The king of insect world @ Nisargshala
The kids spotted a cicada. We all know this disturbing creature even in cities. However they normally appear at nights in cities or around human habitat. But it’s quite difficult to spot them as the sound they make, seems come from all the directions. And if we decide to trace the sound and somehow manage to go near the sound, they would just stop making the sound and you wouldn’t know where it came from.
Cicadas are the elders of the insect world. Some species of cicada live as long as 17 years, though most of the time is spent underground.
Cicadas are probably best known for their buzzing and clicking noises, which can be amplified by multitudes of insects into an overpowering hum. Males produce this species-specific noise with vibrating membranes on their abdomens. The sounds vary widely and some species are more musical than others. Though cicada noises may sound alike to humans, the insects use different calls to express alarm or attract mates.

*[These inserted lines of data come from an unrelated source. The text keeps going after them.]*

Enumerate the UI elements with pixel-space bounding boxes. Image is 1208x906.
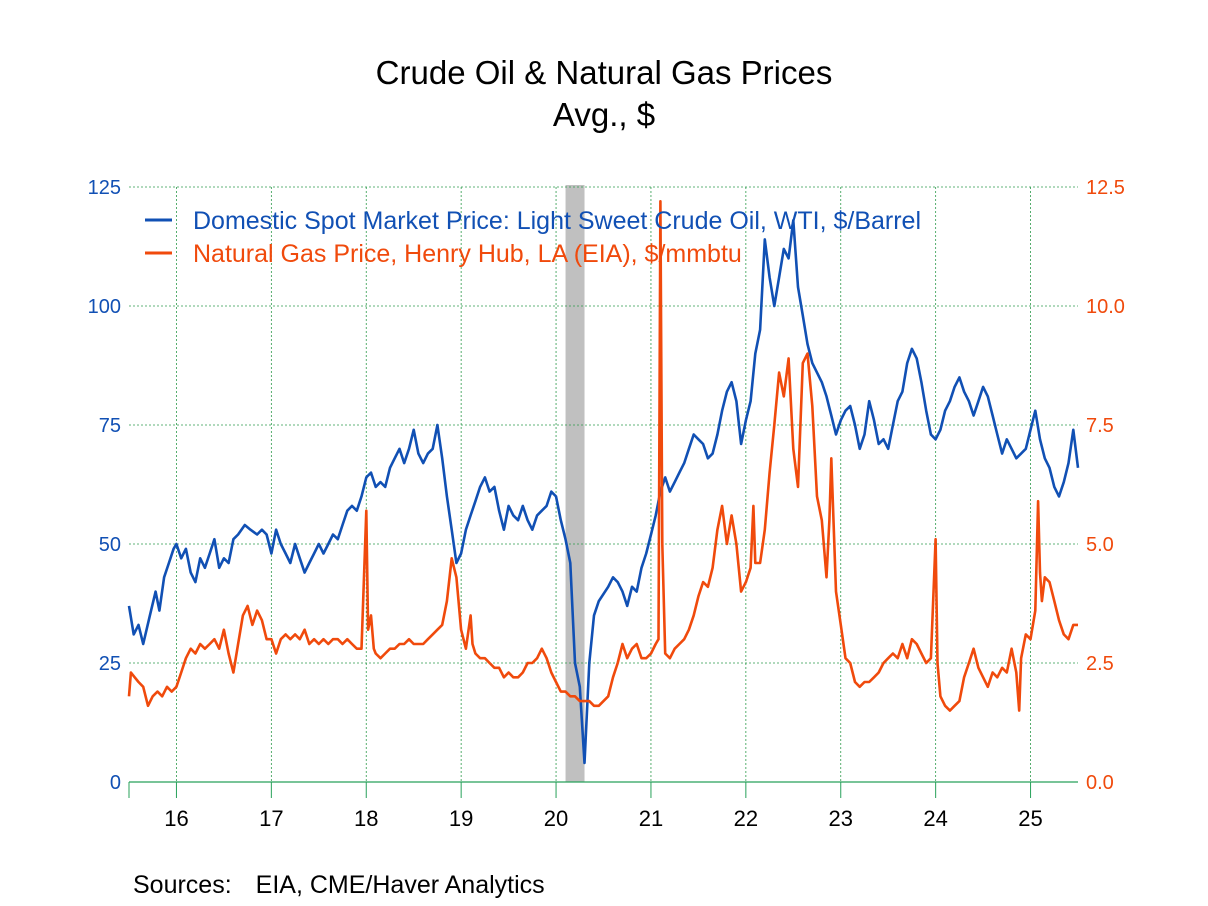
- gas-series-line: [127, 200, 1078, 712]
- right-tick-label: 7.5: [1086, 415, 1114, 437]
- x-tick-label: 17: [259, 806, 283, 831]
- legend: Domestic Spot Market Price: Light Sweet …: [145, 207, 921, 268]
- x-tick-label: 23: [829, 806, 853, 831]
- x-axis-labels: 16 17 18 19 20 21 22 23 24 25: [164, 806, 1043, 831]
- left-tick-label: 100: [88, 296, 121, 318]
- x-tick-label: 18: [354, 806, 378, 831]
- grid: [129, 186, 1078, 782]
- x-tick-label: 20: [544, 806, 568, 831]
- recession-shading: [565, 185, 585, 782]
- left-tick-label: 125: [88, 177, 121, 199]
- sources-label: Sources:: [133, 871, 232, 899]
- left-tick-label: 0: [110, 772, 121, 794]
- right-tick-label: 2.5: [1086, 653, 1114, 675]
- right-tick-label: 5.0: [1086, 534, 1114, 556]
- right-tick-label: 12.5: [1086, 177, 1125, 199]
- chart-subtitle: Avg., $: [552, 96, 656, 133]
- x-tick-label: 22: [734, 806, 758, 831]
- x-tick-label: 21: [639, 806, 663, 831]
- sources-note: Sources: EIA, CME/Haver Analytics: [133, 871, 545, 900]
- x-tick-label: 16: [164, 806, 188, 831]
- left-tick-label: 25: [99, 653, 121, 675]
- chart-title: Crude Oil & Natural Gas Prices: [375, 54, 833, 91]
- legend-label: Domestic Spot Market Price: Light Sweet …: [193, 207, 921, 235]
- sources-text: EIA, CME/Haver Analytics: [255, 871, 545, 899]
- x-axis: [128, 781, 1078, 798]
- series-lines: [127, 200, 1080, 765]
- x-tick-label: 19: [449, 806, 473, 831]
- right-tick-label: 10.0: [1086, 296, 1125, 318]
- legend-label: Natural Gas Price, Henry Hub, LA (EIA), …: [193, 240, 742, 268]
- recession-band: [565, 185, 585, 782]
- x-tick-label: 25: [1018, 806, 1042, 831]
- left-tick-label: 75: [99, 415, 121, 437]
- wti-series-line: [127, 219, 1080, 765]
- x-tick-label: 24: [923, 806, 947, 831]
- right-y-axis: 0.0 2.5 5.0 7.5 10.0 12.5: [1086, 177, 1125, 794]
- left-y-axis: 0 25 50 75 100 125: [88, 177, 121, 794]
- right-tick-label: 0.0: [1086, 772, 1114, 794]
- left-tick-label: 50: [99, 534, 121, 556]
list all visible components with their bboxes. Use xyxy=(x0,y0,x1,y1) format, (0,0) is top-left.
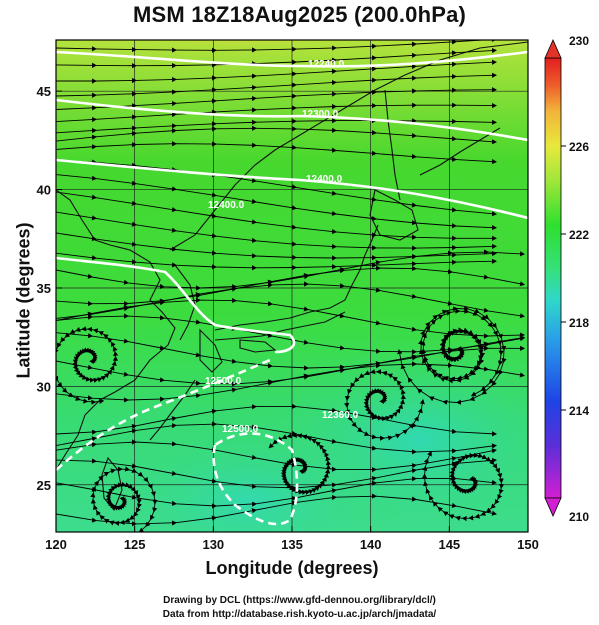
contour-12240 xyxy=(56,50,528,68)
y-tick-label: 30 xyxy=(37,379,51,394)
colorbar-max-arrow xyxy=(544,39,562,59)
contour-12500 xyxy=(56,358,271,471)
contour-label: 12400.0 xyxy=(208,200,245,211)
credit-drawing: Drawing by DCL (https://www.gfd-dennou.o… xyxy=(163,595,436,606)
x-tick-label: 150 xyxy=(517,537,539,552)
x-tick-label: 120 xyxy=(45,537,67,552)
y-axis-ticks: 25 30 35 40 45 xyxy=(37,84,62,493)
streamline xyxy=(56,326,119,405)
streamline xyxy=(56,141,497,165)
plot-area: 12240.0 12300.0 12400.0 12400.0 12500.0 12500… xyxy=(56,40,528,532)
colorbar-gradient xyxy=(544,57,562,499)
x-tick-label: 130 xyxy=(202,537,224,552)
wind-streamlines xyxy=(56,40,525,532)
x-tick-label: 145 xyxy=(438,537,460,552)
colorbar-tick-label: 230 xyxy=(569,34,589,48)
colorbar-tick-label: 226 xyxy=(569,140,589,154)
contour-12400-b xyxy=(56,256,296,354)
contour-label: 12360.0 xyxy=(322,410,359,421)
chart-title: MSM 18Z18Aug2025 (200.0hPa) xyxy=(132,2,467,27)
cool-region-south xyxy=(100,420,400,532)
contour-label: 12300.0 xyxy=(302,109,339,120)
streamline xyxy=(56,102,497,123)
contour-12500-b xyxy=(212,432,299,526)
y-tick-label: 40 xyxy=(37,183,51,198)
contour-12400 xyxy=(56,158,528,220)
contour-label: 12240.0 xyxy=(308,59,345,70)
contour-12300 xyxy=(56,98,528,142)
x-tick-label: 135 xyxy=(281,537,303,552)
x-tick-label: 140 xyxy=(360,537,382,552)
contour-label: 12400.0 xyxy=(306,174,343,185)
height-contours xyxy=(56,50,528,526)
colorbar-tick-label: 222 xyxy=(569,228,589,242)
contour-label: 12500.0 xyxy=(222,424,259,435)
streamline xyxy=(56,125,497,145)
y-tick-label: 45 xyxy=(37,84,51,99)
colorbar-min-arrow xyxy=(544,497,562,517)
x-tick-label: 125 xyxy=(124,537,146,552)
x-axis-ticks: 120 125 130 135 140 145 150 xyxy=(45,526,539,552)
streamline xyxy=(420,308,504,397)
y-tick-label: 35 xyxy=(37,281,51,296)
streamline xyxy=(56,493,497,527)
colorbar-tick-label: 218 xyxy=(569,316,589,330)
colorbar-tick-label: 210 xyxy=(569,510,589,524)
y-tick-label: 25 xyxy=(37,478,51,493)
colorbar-tick-label: 214 xyxy=(569,404,589,418)
x-axis-label: Longitude (degrees) xyxy=(205,558,379,578)
credit-data: Data from http://database.rish.kyoto-u.a… xyxy=(162,609,437,620)
colorbar: 210 214 218 222 226 230 xyxy=(544,34,589,524)
contour-label: 12500.0 xyxy=(205,376,242,387)
colorbar-ticks: 210 214 218 222 226 230 xyxy=(561,34,589,524)
contour-labels: 12240.0 12300.0 12400.0 12400.0 12500.0 12500… xyxy=(205,59,359,435)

Cicadas are also famous for their penchant for disappearing entirely for many years, only to reappear in force at a regular interval. There are some 3,000 cicada species, but only some share this behavior (the 17-year cicada is an example). Others are called annuals because, although individuals have multi-year lifecycles, some adults appear every year. The dog day cicada, for example, emerges each year in mid-summer.
Female cicadas lay from 200 to 600 eggs in tiny holes made in branches and twigs in trees and shrubs. Cicada young—called nymphs—hatch from the eggs and immediately drop to burrow underground, where they attach to tree roots. The nymphs remain attached to the roots, sucking tree sap, for most of their lives. When the dormant period ends, the cicada emerges from underground at sunset, guided only by instinct, and climbs the trunk of a nearby tree. There the cicada’s skin sheds, allowing the adult cicada to emerge.
When young cicada nymphs hatch from their eggs, they dig themselves into the ground to suck the liquids of plant roots. They spend several early life stages in these underground burrows before surfacing as adults. The process varies in length but often takes a number of years.
Periodical cicadas do not create destructive plagues, as some locusts do, though tens or hundreds of thousands of insects may crowd into a single acre. Large swarms can overwhelm and damage young trees by feeding and laying eggs, but older trees usually escape without serious damage.
Above ground, male cicadas fill the air with shrill buzzing sounds, the result of small drum-like plates on the abdomen that the cicada vibrates rapidly. While many people find the sound annoying, the male cicada uses it to attract female cicadas for mating. Both male and female cicadas die after about five weeks above ground.
Cicadas are members of the order Homoptera and are physically distinguished by their stout bodies, broad heads, clear-membrane wings, and large compound eyes. The insect’s amazing lifestyle has been a source of fascination since ancient times. Several cultures, such as the ancient Chinese, regarded these insects as powerful symbols of rebirth.